In the last decades, more and more local stakeholders have recognized the need for local food policies. They want to increase the proportion of consumed food that is produced and processed in the direct surroundings of their cities and wish to diminish the ecological footprint of urban food consumption, or guarantee the quality of the food. At the same time, there is too little land for agricultural production available in metropolitan areas to meet consumer demand. It is a challenge to optimally organize a food system for the production, processing and distribution of healthy food.
Cities are hubs for economic activity, social-life, culture and technological innovation. Climate change will affect these hubs, through extreme events, such as heavy rains, high water-levels, heatwaves and droughts. Climate adaptation strategies have been designed to cope with the effects of these events, including erosion, water shortage and breaches in dykes.

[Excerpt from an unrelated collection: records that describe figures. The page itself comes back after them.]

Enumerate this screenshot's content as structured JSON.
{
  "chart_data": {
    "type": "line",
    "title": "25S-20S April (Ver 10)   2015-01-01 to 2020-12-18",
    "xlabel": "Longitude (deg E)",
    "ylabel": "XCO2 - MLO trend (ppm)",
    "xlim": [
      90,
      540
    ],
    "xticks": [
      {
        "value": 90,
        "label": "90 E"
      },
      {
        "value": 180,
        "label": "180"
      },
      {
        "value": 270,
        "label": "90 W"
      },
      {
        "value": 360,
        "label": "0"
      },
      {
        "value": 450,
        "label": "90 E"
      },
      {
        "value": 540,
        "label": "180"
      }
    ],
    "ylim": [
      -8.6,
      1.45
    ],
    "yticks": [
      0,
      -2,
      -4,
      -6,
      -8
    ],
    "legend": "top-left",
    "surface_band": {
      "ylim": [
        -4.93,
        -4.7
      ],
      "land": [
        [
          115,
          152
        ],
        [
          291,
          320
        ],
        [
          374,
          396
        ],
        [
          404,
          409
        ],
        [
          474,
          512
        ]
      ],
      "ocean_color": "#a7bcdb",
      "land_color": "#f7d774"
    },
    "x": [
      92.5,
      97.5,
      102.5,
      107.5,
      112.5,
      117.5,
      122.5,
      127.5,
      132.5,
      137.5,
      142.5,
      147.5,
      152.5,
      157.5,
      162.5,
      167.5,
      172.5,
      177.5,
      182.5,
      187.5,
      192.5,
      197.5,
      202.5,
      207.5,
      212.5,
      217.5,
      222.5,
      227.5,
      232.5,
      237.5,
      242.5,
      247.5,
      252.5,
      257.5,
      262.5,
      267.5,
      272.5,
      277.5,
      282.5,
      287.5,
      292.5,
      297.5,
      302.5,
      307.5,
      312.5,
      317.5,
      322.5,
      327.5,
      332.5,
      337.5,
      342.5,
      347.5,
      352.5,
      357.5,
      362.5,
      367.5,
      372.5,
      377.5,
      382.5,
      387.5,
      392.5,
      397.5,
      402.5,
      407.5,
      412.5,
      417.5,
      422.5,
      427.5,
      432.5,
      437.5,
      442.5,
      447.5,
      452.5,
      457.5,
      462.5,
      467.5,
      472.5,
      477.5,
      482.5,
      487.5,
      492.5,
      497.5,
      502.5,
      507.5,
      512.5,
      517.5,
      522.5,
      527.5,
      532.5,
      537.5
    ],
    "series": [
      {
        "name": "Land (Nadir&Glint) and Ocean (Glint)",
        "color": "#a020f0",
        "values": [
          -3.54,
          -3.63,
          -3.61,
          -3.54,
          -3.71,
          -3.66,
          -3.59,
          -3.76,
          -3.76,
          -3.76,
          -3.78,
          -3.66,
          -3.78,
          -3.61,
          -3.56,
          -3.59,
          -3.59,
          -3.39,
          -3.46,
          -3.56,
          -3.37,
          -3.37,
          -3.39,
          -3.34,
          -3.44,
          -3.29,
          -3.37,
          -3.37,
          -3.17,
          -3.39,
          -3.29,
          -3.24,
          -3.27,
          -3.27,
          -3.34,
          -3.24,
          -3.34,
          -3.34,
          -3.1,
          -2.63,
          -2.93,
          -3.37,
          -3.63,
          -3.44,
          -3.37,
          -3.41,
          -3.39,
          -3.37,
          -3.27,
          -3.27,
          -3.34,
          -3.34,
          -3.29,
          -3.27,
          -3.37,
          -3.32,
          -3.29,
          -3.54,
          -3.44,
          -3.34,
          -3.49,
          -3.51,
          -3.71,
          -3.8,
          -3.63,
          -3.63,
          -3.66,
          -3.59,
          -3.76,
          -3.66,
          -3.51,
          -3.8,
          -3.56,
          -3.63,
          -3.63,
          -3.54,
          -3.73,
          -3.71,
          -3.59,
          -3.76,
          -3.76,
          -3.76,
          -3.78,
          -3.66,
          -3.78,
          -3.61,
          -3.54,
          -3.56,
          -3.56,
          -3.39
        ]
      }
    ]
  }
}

The increasing urban sprawl (the rapid expansion of the geographic extent of cities and towns) in Europe is causing land-use conflicts. Nearly 73% of the European population lives in cities, and this proportion is estimated to reach 82% by 2050. As a consequence, rural municipalities tend to be engulfed by growing metropoles, at the cost of the typical rural character and the social identity of the local rural communities.
Almost three out of four EU citizens live in urban areas and this number is anticipated to further grow. All these people need an inclusive, healthy, resilient, safe and sustainable living environment. One important challenge is to provide universal access to safe, inclusive and accessible, 'green' and public spaces by 2030.